Pertti Poutiainen

Personal information
- Born: 5 December 1952 Helsinki, Finland
- Died: 11 June 1978 (aged 25) Helsinki, Finland

Chess career
- Country: Finland
- Title: International Master (1976)
- Peak rating: 2430 (January 1977)

= Pertti Poutiainen =

Finnish chess player (1952–1978)

Pertti Kalervo Poutiainen (5 December 1952 — 11 June 1978) was a Finnish chess International Master (IM) (1976), two-times Finnish Chess Championship winner (1974, 1976).

==Biography==
In the 1970s Pertti Poutiainen was one of the top Finnish chess players. He has twice won gold medals at the Finnish Chess Championships (1974, 1976). In 1975, Pertti Poutiainen participated in FIDE Zonal tournament for World Chess Championship. In 1976 he was awarded the title of International Master (IM).

Pertti Poutiainen played for Finland in the Chess Olympiad:
- In 1974, at second board in the 21st Chess Olympiad in Nice (+6, =5, -7).
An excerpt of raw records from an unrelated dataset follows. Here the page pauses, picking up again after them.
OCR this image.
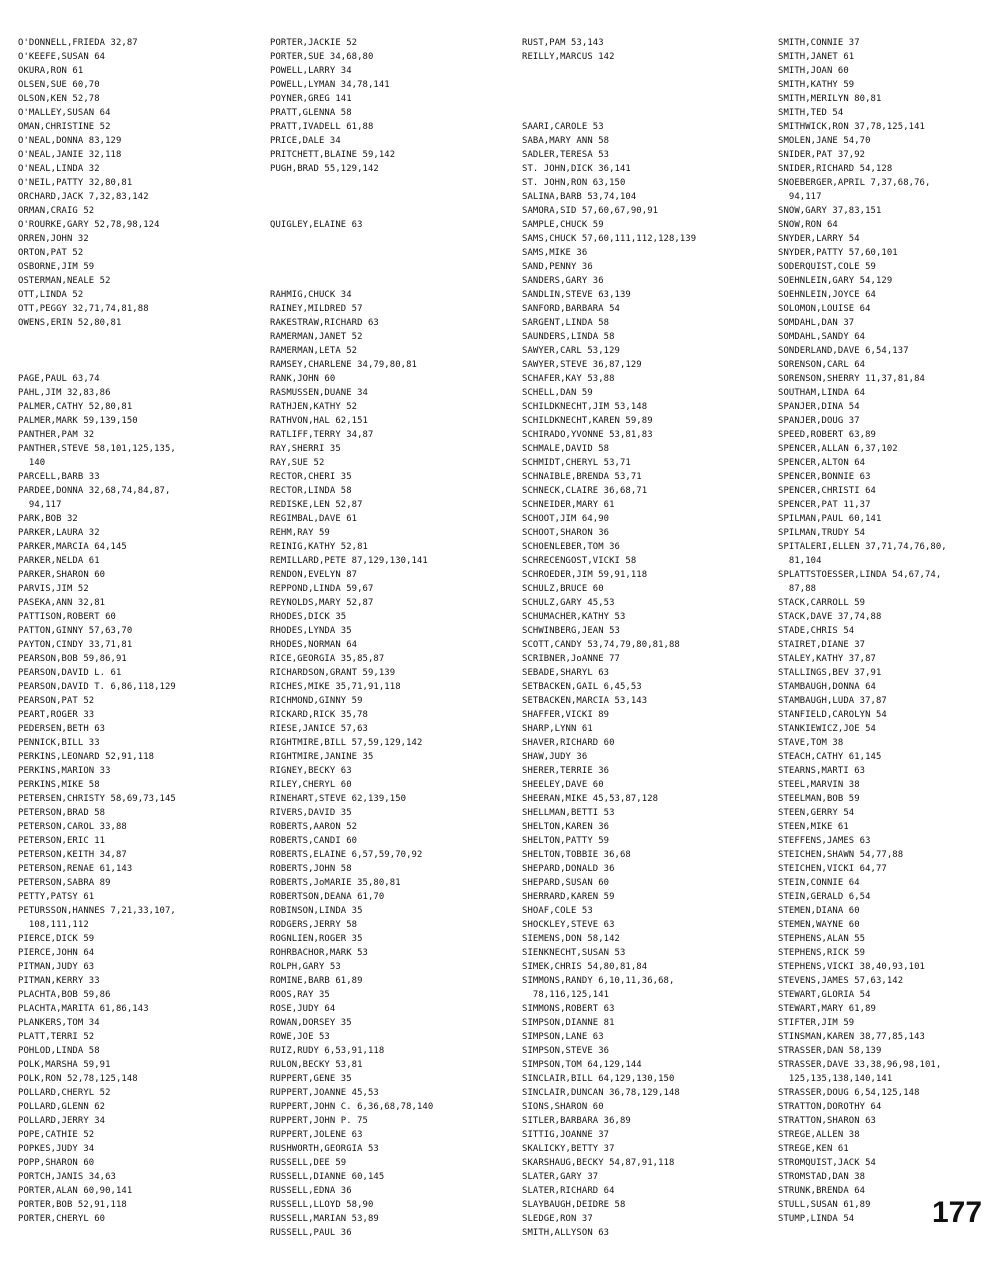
O'DONNELL,FRIEDA 32,87
O'KEEFE,SUSAN 64
OKURA,RON 61
OLSEN,SUE 60,70
OLSON,KEN 52,78
O'MALLEY,SUSAN 64
OMAN,CHRISTINE 52
O'NEAL,DONNA 83,129
O'NEAL,JANIE 32,118
O'NEAL,LINDA 32
O'NEIL,PATTY 32,80,81
ORCHARD,JACK 7,32,83,142
ORMAN,CRAIG 52
O'ROURKE,GARY 52,78,98,124
ORREN,JOHN 32
ORTON,PAT 52
OSBORNE,JIM 59
OSTERMAN,NEALE 52
OTT,LINDA 52
OTT,PEGGY 32,71,74,81,88
OWENS,ERIN 52,80,81
PAGE,PAUL 63,74
PAHL,JIM 32,83,86
PALMER,CATHY 52,80,81
PALMER,MARK 59,139,150
PANTHER,PAM 32
PANTHER,STEVE 58,101,125,135,
140
PARCELL,BARB 33
PARDEE,DONNA 32,68,74,84,87,
94,117
PARK,BOB 32
PARKER,LAURA 32
PARKER,MARCIA 64,145
PARKER,NELDA 61
PARKER,SHARON 60
PARVIS,JIM 52
PASEKA,ANN 32,81
PATTISON,ROBERT 60
PATTON,GINNY 57,63,70
PAYTON,CINDY 33,71,81
PEARSON,BOB 59,86,91
PEARSON,DAVID L. 61
PEARSON,DAVID T. 6,86,118,129
PEARSON,PAT 52
PEART,ROGER 33
PEDERSEN,BETH 63
PENNICK,BILL 33
PERKINS,LEONARD 52,91,118
PERKINS,MARION 33
PERKINS,MIKE 58
PETERSEN,CHRISTY 58,69,73,145
PETERSON,BRAD 58
PETERSON,CAROL 33,88
PETERSON,ERIC 11
PETERSON,KEITH 34,87
PETERSON,RENAE 61,143
PETERSON,SABRA 89
PETTY,PATSY 61
PETURSSON,HANNES 7,21,33,107,
108,111,112
PIERCE,DICK 59
PIERCE,JOHN 64
PITMAN,JUDY 63
PITMAN,KERRY 33
PLACHTA,BOB 59,86
PLACHTA,MARITA 61,86,143
PLANKERS,TOM 34
PLATT,TERRI 52
POHLOD,LINDA 58
POLK,MARSHA 59,91
POLK,RON 52,78,125,148
POLLARD,CHERYL 52
POLLARD,GLENN 62
POLLARD,JERRY 34
POPE,CATHIE 52
POPKES,JUDY 34
POPP,SHARON 60
PORTCH,JANIS 34,63
PORTER,ALAN 60,90,141
PORTER,BOB 52,91,118
PORTER,CHERYL 60
PORTER,JACKIE 52
PORTER,SUE 34,68,80
POWELL,LARRY 34
POWELL,LYMAN 34,78,141
POYNER,GREG 141
PRATT,GLENNA 58
PRATT,IVADELL 61,88
PRICE,DALE 34
PRITCHETT,BLAINE 59,142
PUGH,BRAD 55,129,142
QUIGLEY,ELAINE 63
RAHMIG,CHUCK 34
RAINEY,MILDRED 57
RAKESTRAW,RICHARD 63
RAMERMAN,JANET 52
RAMERMAN,LETA 52
RAMSEY,CHARLENE 34,79,80,81
RANK,JOHN 60
RASMUSSEN,DUANE 34
RATHJEN,KATHY 52
RATHVON,HAL 62,151
RATLIFF,TERRY 34,87
RAY,SHERRI 35
RAY,SUE 52
RECTOR,CHERI 35
RECTOR,LINDA 58
REDISKE,LEN 52,87
REGIMBAL,DAVE 61
REHM,RAY 59
REINIG,KATHY 52,81
REMILLARD,PETE 87,129,130,141
RENDON,EVELYN 87
REPPOND,LINDA 59,67
REYNOLDS,MARY 52,87
RHODES,DICK 35
RHODES,LYNDA 35
RHODES,NORMAN 64
RICE,GEORGIA 35,85,87
RICHARDSON,GRANT 59,139
RICHES,MIKE 35,71,91,118
RICHMOND,GINNY 59
RICKARD,RICK 35,78
RIESE,JANICE 57,63
RIGHTMIRE,BILL 57,59,129,142
RIGHTMIRE,JANINE 35
RIGNEY,BECKY 63
RILEY,CHERYL 60
RINEHART,STEVE 62,139,150
RIVERS,DAVID 35
ROBERTS,AARON 52
ROBERTS,CANDI 60
ROBERTS,ELAINE 6,57,59,70,92
ROBERTS,JOHN 58
ROBERTS,JoMARIE 35,80,81
ROBERTSON,DEANA 61,70
ROBINSON,LINDA 35
RODGERS,JERRY 58
ROGNLIEN,ROGER 35
ROHRBACHOR,MARK 53
ROLPH,GARY 53
ROMINE,BARB 61,89
ROOS,RAY 35
ROSE,JUDY 64
ROWAN,DORSEY 35
ROWE,JOE 53
RUIZ,RUDY 6,53,91,118
RULON,BECKY 53,81
RUPPERT,GENE 35
RUPPERT,JOANNE 45,53
RUPPERT,JOHN C. 6,36,68,78,140
RUPPERT,JOHN P. 75
RUPPERT,JOLENE 63
RUSHWORTH,GEORGIA 53
RUSSELL,DEE 59
RUSSELL,DIANNE 60,145
RUSSELL,EDNA 36
RUSSELL,LLOYD 58,90
RUSSELL,MARIAN 53,89
RUSSELL,PAUL 36
RUST,PAM 53,143
REILLY,MARCUS 142
SAARI,CAROLE 53
SABA,MARY ANN 58
SADLER,TERESA 53
ST. JOHN,DICK 36,141
ST. JOHN,RON 63,150
SALINA,BARB 53,74,104
SAMORA,SID 57,60,67,90,91
SAMPLE,CHUCK 59
SAMS,CHUCK 57,60,111,112,128,139
SAMS,MIKE 36
SAND,PENNY 36
SANDERS,GARY 36
SANDLIN,STEVE 63,139
SANFORD,BARBARA 54
SARGENT,LINDA 58
SAUNDERS,LINDA 58
SAWYER,CARL 53,129
SAWYER,STEVE 36,87,129
SCHAFER,KAY 53,88
SCHELL,DAN 59
SCHILDKNECHT,JIM 53,148
SCHILDKNECHT,KAREN 59,89
SCHIRADO,YVONNE 53,81,83
SCHMALE,DAVID 58
SCHMIDT,CHERYL 53,71
SCHNAIBLE,BRENDA 53,71
SCHNECK,CLAIRE 36,68,71
SCHNEIDER,MARY 61
SCHOOT,JIM 64,90
SCHOOT,SHARON 36
SCHOENLEBER,TOM 36
SCHRECENGOST,VICKI 58
SCHROEDER,JIM 59,91,118
SCHULZ,BRUCE 60
SCHULZ,GARY 45,53
SCHUMACHER,KATHY 53
SCHWINBERG,JEAN 53
SCOTT,CANDY 53,74,79,80,81,88
SCRIBNER,JoANNE 77
SEBADE,SHARYL 63
SETBACKEN,GAIL 6,45,53
SETBACKEN,MARCIA 53,143
SHAFFER,VICKI 89
SHARP,LYNN 61
SHAVER,RICHARD 60
SHAW,JUDY 36
SHERER,TERRIE 36
SHEELEY,DAVE 60
SHEERAN,MIKE 45,53,87,128
SHELLMAN,BETTI 53
SHELTON,KAREN 36
SHELTON,PATTY 59
SHELTON,TOBBIE 36,68
SHEPARD,DONALD 36
SHEPARD,SUSAN 60
SHERRARD,KAREN 59
SHOAF,COLE 53
SHOCKLEY,STEVE 63
SIEMENS,DON 58,142
SIENKNECHT,SUSAN 53
SIMEK,CHRIS 54,80,81,84
SIMMONS,RANDY 6,10,11,36,68,
78,116,125,141
SIMMONS,ROBERT 63
SIMPSON,DIANNE 81
SIMPSON,LANE 63
SIMPSON,STEVE 36
SIMPSON,TOM 64,129,144
SINCLAIR,BILL 64,129,130,150
SINCLAIR,DUNCAN 36,78,129,148
SIONS,SHARON 60
SITLER,BARBARA 36,89
SITTIG,JOANNE 37
SKALICKY,BETTY 37
SKARSHAUG,BECKY 54,87,91,118
SLATER,GARY 37
SLATER,RICHARD 64
SLAYBAUGH,DEIDRE 58
SLEDGE,RON 37
SMITH,ALLYSON 63
SMITH,CONNIE 37
SMITH,JANET 61
SMITH,JOAN 60
SMITH,KATHY 59
SMITH,MERILYN 80,81
SMITH,TED 54
SMITHWICK,RON 37,78,125,141
SMOLEN,JANE 54,70
SNIDER,PAT 37,92
SNIDER,RICHARD 54,128
SNOEBERGER,APRIL 7,37,68,76,
94,117
SNOW,GARY 37,83,151
SNOW,RON 64
SNYDER,LARRY 54
SNYDER,PATTY 57,60,101
SODERQUIST,COLE 59
SOEHNLEIN,GARY 54,129
SOEHNLEIN,JOYCE 64
SOLOMON,LOUISE 64
SOMDAHL,DAN 37
SOMDAHL,SANDY 64
SONDERLAND,DAVE 6,54,137
SORENSON,CARL 64
SORENSON,SHERRY 11,37,81,84
SOUTHAM,LINDA 64
SPANJER,DINA 54
SPANJER,DOUG 37
SPEED,ROBERT 63,89
SPENCER,ALLAN 6,37,102
SPENCER,ALTON 64
SPENCER,BONNIE 63
SPENCER,CHRISTI 64
SPENCER,PAT 11,37
SPILMAN,PAUL 60,141
SPILMAN,TRUDY 54
SPITALERI,ELLEN 37,71,74,76,80,
81,104
SPLATTSTOESSER,LINDA 54,67,74,
87,88
STACK,CARROLL 59
STACK,DAVE 37,74,88
STADE,CHRIS 54
STAIRET,DIANE 37
STALEY,KATHY 37,87
STALLINGS,BEV 37,91
STAMBAUGH,DONNA 64
STAMBAUGH,LUDA 37,87
STANFIELD,CAROLYN 54
STANKIEWICZ,JOE 54
STAVE,TOM 38
STEACH,CATHY 61,145
STEARNS,MARTI 63
STEEL,MARVIN 38
STEELMAN,BOB 59
STEEN,GERRY 54
STEEN,MIKE 61
STEFFENS,JAMES 63
STEICHEN,SHAWN 54,77,88
STEICHEN,VICKI 64,77
STEIN,CONNIE 64
STEIN,GERALD 6,54
STEMEN,DIANA 60
STEMEN,WAYNE 60
STEPHENS,ALAN 55
STEPHENS,RICK 59
STEPHENS,VICKI 38,40,93,101
STEVENS,JAMES 57,63,142
STEWART,GLORIA 54
STEWART,MARY 61,89
STIFTER,JIM 59
STINSMAN,KAREN 38,77,85,143
STRASSER,DAN 58,139
STRASSER,DAVE 33,38,96,98,101,
125,135,138,140,141
STRASSER,DOUG 6,54,125,148
STRATTON,DOROTHY 64
STRATTON,SHARON 63
STREGE,ALLEN 38
STREGE,KEN 61
STROMQUIST,JACK 54
STROMSTAD,DAN 38
STRUNK,BRENDA 64
STULL,SUSAN 61,89
STUMP,LINDA 54	177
Pertti Poutiainen played for Finland in the World Student Team Chess Championship:
- In 1974, at first board in the 20th World Student Team Chess Championship in Teesside (+5, =4, -4).

Pertti Poutiainen played for Finland in the Nordic Chess Cups:
- In 1973, at second board in the 4th Nordic Chess Cup in Ribe (+2, =0, -3),
- In 1974, at first board in the 5th Nordic Chess Cup in Eckernförde (+2, =2, -1),
- In 1975, at first board in the 6th Nordic Chess Cup in Hindås (+2, =1, -2) and won team bronze medal.

Serious dysfunction and the pursuit of game perfection eventually led to his suicide in 1978.